A poster with bold primary colours against a black background. There are images of birds flying, and war planes and factories with flowers growing out of them. Text says "Sunday March 1st. 1pm. Mining is not the future. The future is land back. Simcoe Park, across from 255 Front St W, Toronto. Protest the world's largest mining convention - PDAC- and imagine a world beyond war and extractivism." At the bottom is the Mining Injustice Solidarity Network logo and a QR code. The world’s largest mining convention is coming to Toronto again this year, to sell their vision of a future of war, environmental destruction and greed. Join us outside of their convention to show your support for the future we actually want and need. Bring your friends, family, neighbours and comrades for a family friendly rally! Land back. Defend land defenders. No more war. 

📅 Sunday March 1st

⏰ 1 pm

📍 Simcoe Park (across from 255 Front St W, Toronto)

The mining industry and the governments that support and enable it are again using PDAC to advance their message that mining is the future. But we know that their vision only leads to more war, more climate change, more pollution, more violence against communities and land defenders, more corporate greed, more inequality and more of the violent colonial systems that define this industry. 

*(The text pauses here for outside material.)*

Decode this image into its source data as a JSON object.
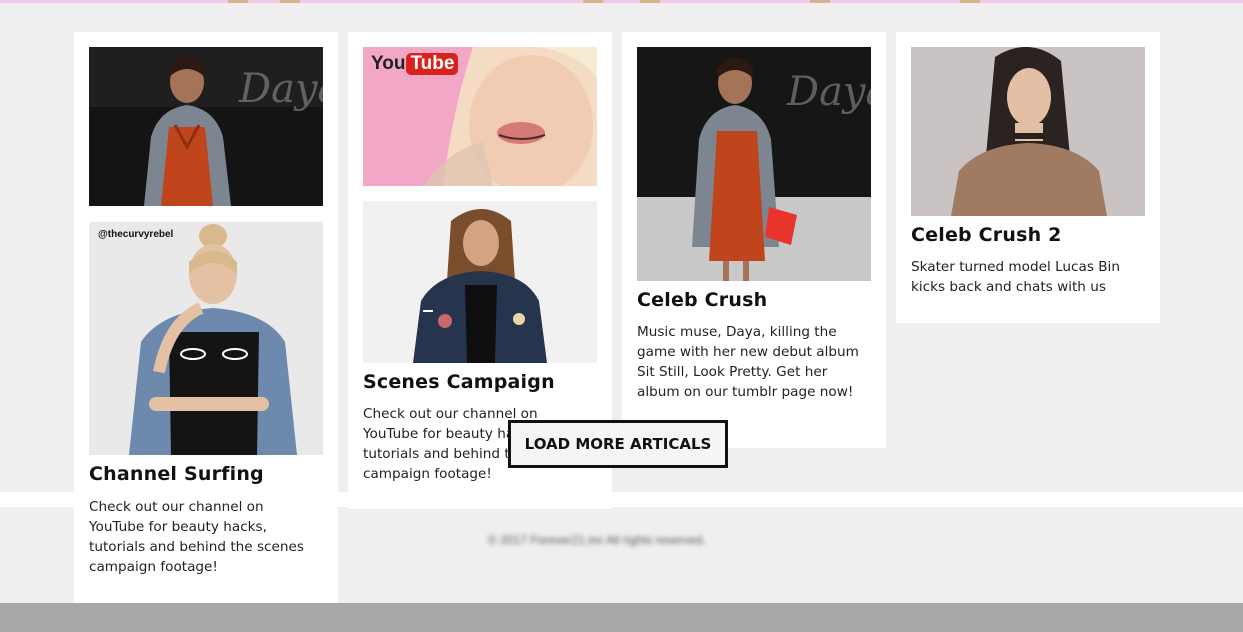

Join us to imagine and call for a future outside of extractivist thinking. A future of Indigenous sovereignty. A future of real bold solutions to climate change. A future with no billionaires. A future of abolishing police, prisons and borders. A future imagined and built by and for the community. 

Access info:

  • Accessibility details to come!
  • Reach out to us at [email protected] with any questions, or feedback on how we can make this rally accessible to you!

Want to learn more about Canadian mining and the military industrial complex? Want to make some art to bring to the rally on March 1st? Join our teach-in and art build on February 21st. Learn more and register here!

Canadian Mining and the Military Industrial Complex

The Canadian mining industry plays a crucial role in the Military Industrial Complex, fueling violence on Turtle Island and around the world. This violence takes many forms: from deploying militarized forces to push through mining projects in Indigenous territory in Norway, Guatemala, Ecuador, and across Turtle Island, to imprisoning environmental defenders in El Salvador and Wet’suwet’en, the Canadian mining industry is mired in conflict. Not to mention its involvement in conflict zones like Tigray and the Congo.

This cycle of violence continues when minerals become weapons of war and genocide. Modern weapons require significant quantities of metals and minerals, like the F35 fighter jets Israel uses to bomb Gaza, each of which contain over 900lbs of rare earth elements. Several rare earth element companies are in attendance at PDAC this year, as are some of the world’s largest producers of aluminum, platinum and cobalt – all of which are required to build modern weapons for war. In its own Critical Minerals Strategy, the Canadian government is quick to point out the many defense applications for the “critical minerals” it claims to mine as a solution to the climate crisis.

Why should you care about the PDAC convention?

Because Canada’s mining companies, with the full and unconditional support of the Canadian government, wreak havoc on communities around the world, blatantly violating human and Indigenous rights, inflicting severe environmental destruction, and creating vast economic inequalities.

Because even as land defenders across so-called Canada are criminalized for simply being on their territory and pushing back against extractive projects that are forced through without their consent, extractive companies are gathering to pat each other on the back for their ‘corporate social responsibility’ and ‘sustainability’ efforts.

Because “business as usual” is a direct path to a planet that is literally unlivable. A world with even greater levels of wealth inequality. A world in which the mining companies that inflict mass displacement are also the ones lobbying for harsher border and migration policies. A world defined by imperialism and neo-colonialism. A world where capital takes precedence over human rights. This is not the world we deserve. And it is not the world we are trying to build.